Private equity firm Thoma Bravo is adding to its already significant portfolio of cybersecurity companies after reaching an agreement with Darktrace’s directors to buy the British AI-based security firm for more than $5.3 billion and take it private.
Once the deal closes, Darktrace will join companies including Proofpoint, Sophos, Delinea, and Sailpoint in Thoma Bravo’s $45 billion cybersecurity lineup of companies. It represents the investment firm’s second – and this time successful – run at Darktrace. Two years ago, negotiations fell through without a deal being made.
The cash offer includes a $7.75-per-share valuation of the company, a 44% increase over its three-month average share price, according to Thoma Bravo.
Among Darktrace’s assets is its ActiveAI Security Platform. The platform uses self-learning AI techniques to detect and respond to known and unknown threats to a customer’s environment, from email to operational technology, both on-premises and in the cloud, leveraging the customer’s data. According to Andrew Almeida, a partner at the investment firm, wuch capabilities were a key driver in Thoma Bravo’s interest in Darktrace.
“Darktrace is at the very cutting edge of cybersecurity technology,” Almeida said in a regulatory filing by Darktrace. “The pace of innovation in cybersecurity is accelerating in response to cyber threats that are simultaneously complex, global and sophisticated. Darktrace is driven by a culture of innovation.”

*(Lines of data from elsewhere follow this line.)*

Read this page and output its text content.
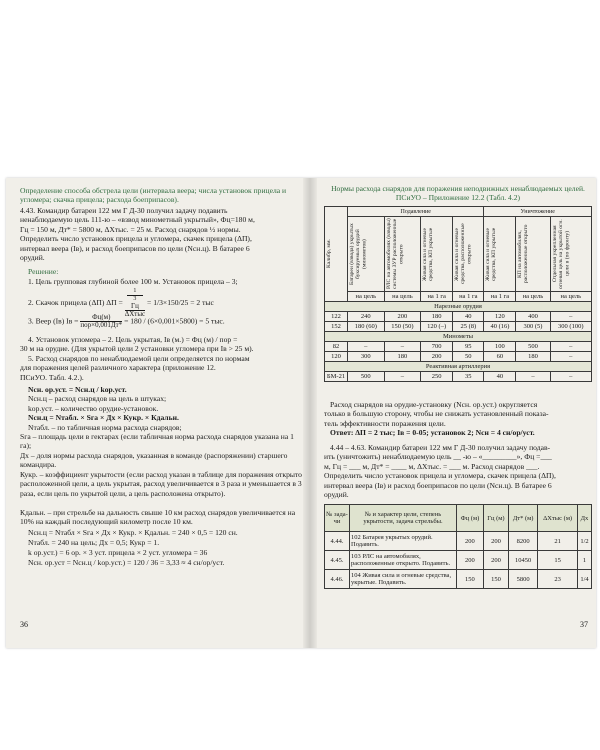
Определение способа обстрела цели (интервала веера; числа установок прицела и угломера; скачка прицела; расхода боеприпасов).

4.43. Командир батареи 122 мм Г Д-30 получил задачу подавить

ненаблюдаемую цель 111-ю – «взвод минометный укрытый», Фц=180 м,

Гц = 150 м, Дт* = 5800 м, ΔXтыс. = 25 м. Расход снарядов ½ нормы.

Определить число установок прицела и угломера, скачек прицела (ΔП),

интервал веера (Iв), и расход боеприпасов по цели (Nсн.ц). В батарее 6

орудий.

Решение:

1. Цель групповая глубиной более 100 м. Установок прицела – 3;

2. Скачок прицела (ΔП) ΔП = 1
3
Гц
ΔXтыс = 1/3×150/25 = 2 тыс
3. Веер (Iв) Iв = $\frac{Фц(м)}{\text{пор×0,001Дт*}} = 180 / (6\times 0,001\times 5800) = 5$ тыс.

4. Установок угломера – 2. Цель укрытая, Iв (м.) = Фц (м) / пор =

30 м на орудие. (Для укрытой цели 2 установки угломера при Iв > 25 м).

5. Расход снарядов по ненаблюдаемой цели определяется по нормам

для поражения целей различного характера (приложение 12.

ПСиУО. Табл. 4.2.).

Nсн. ор.уст. = Nсн.ц / kор.уст.

Nсн.ц – расход снарядов на цель в штуках;

kор.уст. – количество орудие-установок.

Nсн.ц = Nтабл. × Sга × Дх × Кукр. × Кдальн.

Nтабл. – по табличная норма расхода снарядов;

Sга – площадь цели в гектарах (если табличная норма расхода снарядов указана на 1 га);

Дх – доля нормы расхода снарядов, указанная в команде (распоряжении) старшего командира.

Кукр. – коэффициент укрытости (если расход указан в таблице для поражения открыто расположенной цели, а цель укрытая, расход увеличивается в 3 раза и уменьшается в 3 раза, если цель по укрытой цели, а цель расположена открыто).

Кдальн. – при стрельбе на дальность свыше 10 км расход снарядов увеличивается на 10% на каждый последующий километр после 10 км.

Nсн.ц = Nтабл × Sга × Дх × Кукр. × Кдальн. = 240 × 0,5 = 120 сн.

Nтабл. = 240 на цель; Дх = 0,5; Кукр = 1.

k ор.уст.) = 6 ор. × 3 уст. прицела × 2 уст. угломера = 36

Nсн. ор.уст = Nсн.ц / kор.уст.) = 120 / 36 = 3,33 ≈ 4 сн/ор/уст.

36

Нормы расхода снарядов для поражения неподвижных ненаблюдаемых целей. ПСиУО – Приложение 12.2 (Табл. 4.2)

Калибр, мм.	Подавление				Уничтожение		

	Батареи (взвода) укрытых буксируемых орудий (минометов)	РЛС на автомобилях (взводы) системы 3УР расположенные открыто	Живая сила и огневые средства, КП укрытые	Живая сила и огневые средства, расположенные открыто	Живая сила и огневые средства, КП укрытые	КП на автомобилях, расположенные открыто	Отдельная укрепленная огневая цель на укрытой огн. цели в (по фронту)

	на цель	на цель	на 1 га	на 1 га	на 1 га	на цель	на цель
Нарезные орудия							
122	240	200	180	40	120	400	–
152	180 (60)	150 (50)	120 (–)	25 (8)	40 (16)	300 (5)	300 (100)
Минометы							
82	–	–	700	95	100	500	–
120	300	180	200	50	60	180	–
Реактивная артиллерия							
БМ-21	500	–	250	35	40	–	–

Расход снарядов на орудие-установку (Nсн. ор.уст.) округляется

только в большую сторону, чтобы не снижать установленный показа-

тель эффективности поражения цели.

Ответ: ΔП = 2 тыс; Iв = 0-05; установок 2; Nсн = 4 сн/ор/уст.

4.44 – 4.63. Командир батареи 122 мм Г Д-30 получил задачу подав-

ить (уничтожить) ненаблюдаемую цель __ -ю – «_________», Фц =___

м, Гц = ___ м, Дт* = ____ м, ΔXтыс. = ___ м. Расход снарядов ___.

Определить число установок прицела и угломера, скачек прицела (ΔП),

интервал веера (Iв) и расход боеприпасов по цели (Nсн.ц). В батарее 6

орудий.

№ зада-чи	№ и характер цели, степень укрытости, задача стрельбы.	Фц (м)	Гц (м)	Дт* (м)	ΔXтыс (м)	Дх
4.44.	102 Батарея укрытых орудий. Подавить.	200	200	8200	21	1/2
4.45.	103 РЛС на автомобилях, расположенные открыто. Подавить.	200	200	10450	15	1
4.46.	104 Живая сила и огневые средства, укрытые. Подавить.	150	150	5800	23	1/4
37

In the filing, Thoma Bravo noted that the cybersecurity space is evolving in both the volume and sophistication of threats and attacks. However, the market remains fragmented, with few truly global players. “Serving the world’s largest customers and enterprises requires Darktrace to continually make significant technology investments and further scale globally, to ensure that its platform can stay ahead of changing cyber threats. Thoma Bravo believes that private ownership can facilitate its development.”
Thoma Bravo invests in several software companies; it has more than $138 billion in assets under management. The company said it will use its platform and resources to continue to fuel the cybersecurity vendor’s growth. Darktrace has more than 2,300 employees and more than 9,400 customers around the world.
Darktrace CEO Poppy Gustafsson said the deal will accelerate the 11-year-old company’s growth. “Our technology has never been more relevant in a world increasingly threatened by AI-powered cyberattacks. In the face of this, we are expanding our product portfolio, entering new markets, and focused on delivering for our customers, partners and colleagues.”
The decision by Darktrace’s board to agree to the deal also is likely to come in part from the company’s rocky ride on the London Stock Exchange, which it listed on in 2021. Its share price hit a high later that year, but the stock took a hit the following year when Thoma Bravo decided to walk away from negotiations to buy it.
In 2023, QCM, a U.S. hedge fund, took out a short position against Darktrace, essentially betting the share price would fall. It and issued a 70-page report alleging flaws in the company’s accounting practices. Later in the year, accounting firm EY, hired by Darktrace after the allegations, cleared the cybersecurity vendor of any wrongdoing. The share price has risen steadily and it shot up more last month after Darktrace released positive financial figures.
However, Darktrace executives have felt that the company’s technology and growth were not appropriately appreciated during its time on the stock exchange. According to the Darktrace filing, the company’s board saw the acquisition by Thoma Bravo and investment firm’s decision to take it private as a smart move. “Darktrace Board believes that Darktrace’s operating and financial achievements have not been reflected commensurately in its valuation with shares trading at a significant discount to its global peer group,” the company wrote. “The Darktrace Board recognises that there are risks to, as well as uncertainty as to the timing and delivery of, shareholder returns on the public market and the Acquisition provides an opportunity for Darktrace Shareholders to receive the certainty of cash consideration at a fair value for their shares at this time in Darktrace’s evolution.”
The deal was seen by some as a blow to London’s cybersecurity market.
That said, Darktrace’s association with Mike Lynch, the former CEO of software maker Autonomy, which was bought for $11 billion by Hewlett-Packard (HP) in 2011 – four years before the IT giant split into two companies – likely didn’t help the company’s image.
Lynch and his wife reportedly own a combined almost 7% stake in Darktrace, but Lynch is on trial in San Francisco on accounting fraud charges connected with the disastrous sale of Autonomy. After the deal, HP had to write down the value of Autonomy by $8.8 billion. Now Hewlett Packard Enterprise – created after the 2015 HP split – is seeking $4 billion from Lynch and another one-time Autonomy executive, former CFO Sushovan Hussain.